By W. Kent Olson, Special to the BDN
Bangor Daily News op-ed
He governs some of the people some of the time, takes a taxpayer salary all of the time, and steps away from lecterns, meetings, commissions, swearings-in, state-of-the-state addresses whenever moved to make a pointless point or is slighted, always whining, seething or both. He calls it “People before Politics.” Others call it petulance before professionalism.
Insolence, ignorance, immaturity — not his fault. An impudent press provokes it. (Especially the Bangor Deadly News.)
We pay LePage $70,000, subsidize his housing, the Blaine mansion, but he specifies the circumstances under which he might act as a chief executive. He treats the governorship like a no-show job.
Legislature, how about docking his pay for nonperformance of duty?
In the latest insult to his office (let us count the ways), he takes arms against the Natural Resources Council of Maine, the muscled, adept, 57-year-old environmental organization that has worked Augusta politics 10 times longer than he has.
NRCM is a pack of druids, in LePage’s mind. Druids eat people and worship trees. Druids threaten Maine more than heroin does, or labor murals, national parks for the economically distressed, solar, transgender bathrooms, land bonds.
As MPBN reported on the Republican state convention, held last month in Bangor, “Gov. Paul LePage energized the crowd with a fiery speech blasting Democrats, the Natural Resources Council of Maine, an environmental advocacy group, and the progressive group, the Maine People’s Alliance.
“‘Not only are they the enemies,’ he said, ‘they intimidate. They will do and say anything. They lie through their teeth, and they scare Republicans in election years because they gang up on people.’
“‘This summer, you are going to hear an awful lot about a little war that is developing between one governor and a whole lot of rich nonprofits around the state of Maine,’ he said, ‘because the Natural Resources Council of Maine has got to go.’”
Shall I bring a baseball bat to the little war, or just my toe-nail clippers?
Regardless, we kneel. Count on a gang of grossly wealthy NRCM members showing. I’ll be among them. Plus, NRCM staff — khaki-clad, over-pedigreed, overpaid trust fund babies born with silver snail-darters in their mouths.
My teeth are terminal, sir, gums bled out from lying. I regret intimidating the Republican Party. NRCM’s executive director forced me to. So I swear truth to you: The prospect of fighting an actual governor, even a part-timer — Maine’s best current governor — makes me wanna scurry to Jonesport, hide in Grampy Earl’s bait barrel.
To echo Nixon: I could do that, but it would be wrong.
So name the time, place, weaponry. I’ll be there, though bloody visions tremble my bones.
You call us foes.

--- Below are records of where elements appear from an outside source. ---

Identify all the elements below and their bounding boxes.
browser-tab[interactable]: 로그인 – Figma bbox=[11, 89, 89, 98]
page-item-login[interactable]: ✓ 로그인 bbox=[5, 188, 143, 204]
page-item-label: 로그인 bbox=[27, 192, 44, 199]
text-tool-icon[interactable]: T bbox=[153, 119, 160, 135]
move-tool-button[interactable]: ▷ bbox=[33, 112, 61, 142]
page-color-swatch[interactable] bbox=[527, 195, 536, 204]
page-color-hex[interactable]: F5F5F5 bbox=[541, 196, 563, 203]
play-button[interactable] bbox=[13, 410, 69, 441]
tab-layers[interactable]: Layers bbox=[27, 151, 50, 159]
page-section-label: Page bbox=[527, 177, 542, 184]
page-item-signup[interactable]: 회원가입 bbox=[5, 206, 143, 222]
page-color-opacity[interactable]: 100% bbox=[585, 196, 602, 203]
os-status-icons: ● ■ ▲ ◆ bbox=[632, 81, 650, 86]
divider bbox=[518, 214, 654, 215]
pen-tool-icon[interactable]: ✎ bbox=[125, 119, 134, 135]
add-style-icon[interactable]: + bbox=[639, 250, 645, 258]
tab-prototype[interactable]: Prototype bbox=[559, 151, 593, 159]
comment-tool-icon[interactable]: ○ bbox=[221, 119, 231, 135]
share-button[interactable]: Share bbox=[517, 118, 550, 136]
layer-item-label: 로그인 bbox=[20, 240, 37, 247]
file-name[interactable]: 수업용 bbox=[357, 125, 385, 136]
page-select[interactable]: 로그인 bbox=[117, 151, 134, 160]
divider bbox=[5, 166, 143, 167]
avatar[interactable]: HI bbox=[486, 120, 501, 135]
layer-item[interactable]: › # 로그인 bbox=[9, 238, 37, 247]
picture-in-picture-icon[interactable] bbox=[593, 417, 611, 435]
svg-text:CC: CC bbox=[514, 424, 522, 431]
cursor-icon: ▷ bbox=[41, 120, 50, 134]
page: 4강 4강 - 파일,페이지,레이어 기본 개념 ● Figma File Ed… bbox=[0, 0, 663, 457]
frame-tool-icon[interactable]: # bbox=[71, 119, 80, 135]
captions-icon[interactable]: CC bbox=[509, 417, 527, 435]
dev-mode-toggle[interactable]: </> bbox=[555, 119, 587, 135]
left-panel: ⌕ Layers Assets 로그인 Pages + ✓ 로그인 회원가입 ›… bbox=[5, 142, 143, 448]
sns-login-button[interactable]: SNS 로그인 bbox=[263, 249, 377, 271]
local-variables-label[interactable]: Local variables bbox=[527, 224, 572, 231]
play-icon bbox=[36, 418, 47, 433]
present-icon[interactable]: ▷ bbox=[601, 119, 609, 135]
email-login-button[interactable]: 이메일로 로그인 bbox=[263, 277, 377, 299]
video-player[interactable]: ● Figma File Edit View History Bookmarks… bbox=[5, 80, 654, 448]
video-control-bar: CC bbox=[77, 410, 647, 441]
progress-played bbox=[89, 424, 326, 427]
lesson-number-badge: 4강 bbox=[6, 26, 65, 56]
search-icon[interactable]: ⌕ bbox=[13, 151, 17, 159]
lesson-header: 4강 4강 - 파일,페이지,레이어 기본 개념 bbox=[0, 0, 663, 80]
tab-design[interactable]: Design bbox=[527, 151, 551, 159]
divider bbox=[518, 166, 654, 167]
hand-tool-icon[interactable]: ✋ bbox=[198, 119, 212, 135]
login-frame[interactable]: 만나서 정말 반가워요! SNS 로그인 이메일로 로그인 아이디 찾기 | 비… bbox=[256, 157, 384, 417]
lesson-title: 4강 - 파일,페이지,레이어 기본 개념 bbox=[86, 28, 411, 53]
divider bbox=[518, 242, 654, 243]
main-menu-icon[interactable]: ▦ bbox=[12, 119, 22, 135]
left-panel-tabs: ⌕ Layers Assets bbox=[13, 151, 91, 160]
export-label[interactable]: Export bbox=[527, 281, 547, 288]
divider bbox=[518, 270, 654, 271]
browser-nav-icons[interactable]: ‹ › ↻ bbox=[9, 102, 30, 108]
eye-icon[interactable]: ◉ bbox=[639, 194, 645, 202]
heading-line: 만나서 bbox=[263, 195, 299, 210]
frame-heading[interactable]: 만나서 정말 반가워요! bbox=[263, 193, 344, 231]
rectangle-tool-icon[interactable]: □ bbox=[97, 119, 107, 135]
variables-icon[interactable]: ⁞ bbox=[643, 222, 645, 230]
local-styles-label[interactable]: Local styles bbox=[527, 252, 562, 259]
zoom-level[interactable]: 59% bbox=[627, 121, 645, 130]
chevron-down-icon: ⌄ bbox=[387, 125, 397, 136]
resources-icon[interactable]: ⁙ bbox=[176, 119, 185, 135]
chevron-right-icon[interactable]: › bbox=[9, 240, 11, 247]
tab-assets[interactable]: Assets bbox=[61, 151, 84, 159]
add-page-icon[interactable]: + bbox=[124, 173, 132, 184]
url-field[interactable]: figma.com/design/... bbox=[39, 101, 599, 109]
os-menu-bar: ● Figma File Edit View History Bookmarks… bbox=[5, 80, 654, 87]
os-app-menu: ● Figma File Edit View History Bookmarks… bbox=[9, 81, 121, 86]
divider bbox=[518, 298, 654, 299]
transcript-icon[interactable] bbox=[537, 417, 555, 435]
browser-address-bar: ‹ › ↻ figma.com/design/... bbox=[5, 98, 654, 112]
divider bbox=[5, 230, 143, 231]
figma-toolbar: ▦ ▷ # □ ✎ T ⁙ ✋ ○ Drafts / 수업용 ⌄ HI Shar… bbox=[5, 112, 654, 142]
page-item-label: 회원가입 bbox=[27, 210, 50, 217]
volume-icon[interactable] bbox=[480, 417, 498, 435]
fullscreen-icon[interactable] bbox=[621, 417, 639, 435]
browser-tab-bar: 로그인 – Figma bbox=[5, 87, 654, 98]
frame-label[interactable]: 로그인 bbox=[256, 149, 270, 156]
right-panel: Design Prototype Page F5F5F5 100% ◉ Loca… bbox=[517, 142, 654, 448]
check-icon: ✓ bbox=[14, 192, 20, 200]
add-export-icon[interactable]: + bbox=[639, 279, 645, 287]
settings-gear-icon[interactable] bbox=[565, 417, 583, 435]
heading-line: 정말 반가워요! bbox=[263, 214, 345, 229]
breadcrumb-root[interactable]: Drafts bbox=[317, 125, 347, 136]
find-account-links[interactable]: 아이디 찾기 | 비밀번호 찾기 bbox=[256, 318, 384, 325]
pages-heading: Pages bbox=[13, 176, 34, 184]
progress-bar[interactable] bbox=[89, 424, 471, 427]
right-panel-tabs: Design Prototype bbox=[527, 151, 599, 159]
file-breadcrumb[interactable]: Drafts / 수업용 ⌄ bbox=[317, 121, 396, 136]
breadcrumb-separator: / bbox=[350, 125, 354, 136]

I confess perverse pride. Nixon omitted me, a small tater, from his enemies list. Now I’m richer than Trump and Roxanne combined and make your list! (You included me, sir, right?The guy who bankrolled NRCM’s half-billion-dollar war chest?) Nice to be recognized.

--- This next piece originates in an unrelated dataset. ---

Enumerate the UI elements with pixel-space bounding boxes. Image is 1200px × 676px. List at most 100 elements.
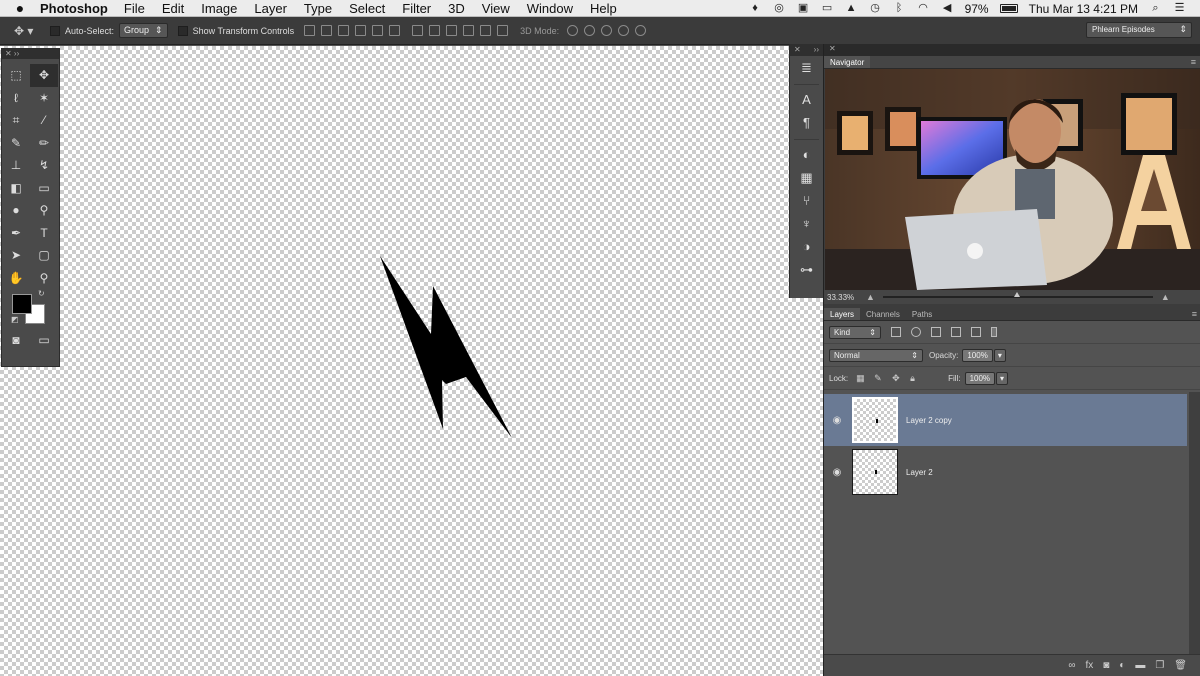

Your war declaration sparked donations. Millions from biggies like me, lotsa pennies from the little people, the teeny-weeny sliver of a mini-minority of NRCM’s mega-elitist membership.
Please crank up the bellicosity. Though richer than Croesus, NRCM needs more money. That — not nature-saving — is what it’s about, as you say. (Ka-ching!)
The membership agrees “NRCM has got to go.” After you part the waters, my Lord, I’ll lead the exodus. Please allow us to evacuate women, children and cross-dressers before you start the pogrom. They’ll take the Rockland ferry. Will Vinalhaven accept all 16,000 of us?
I have a pup tent, O Captain my Captain, so don’t worry about me.
Oh, does the state reimburse moving expenses?
Here’s how we minimize battlefield blood, sir. You show up with your team, I with mine … accompanied by the big bad boneheaded anti-LePage media. Meaning: You’ll instantly quit and kvetch your chauffeured way to Augusta, where the brave Legislature will ding your paycheck for yet another of your lazy derelictions.
(You and I agree: Public dolees should work, especially ones living in government housing. So man up.)
Outcome: NRCM declares victory, lives to fight another day, a richer one.
You’ll recognize me in the trenches, sir: A 69-year-old wearing a knee brace, tri-focals, Groucho mask and a druid costume, smoking a cheroot, quaking like an aspen … and laughing like a loon.
Go easy, Your Majesty. We fall on our swords at your merest gesture.
And if you don’t show at all, worry not. Maine understands.
W. Kent Olson observes politics and other subjects from Down East Maine. His opinions are his own.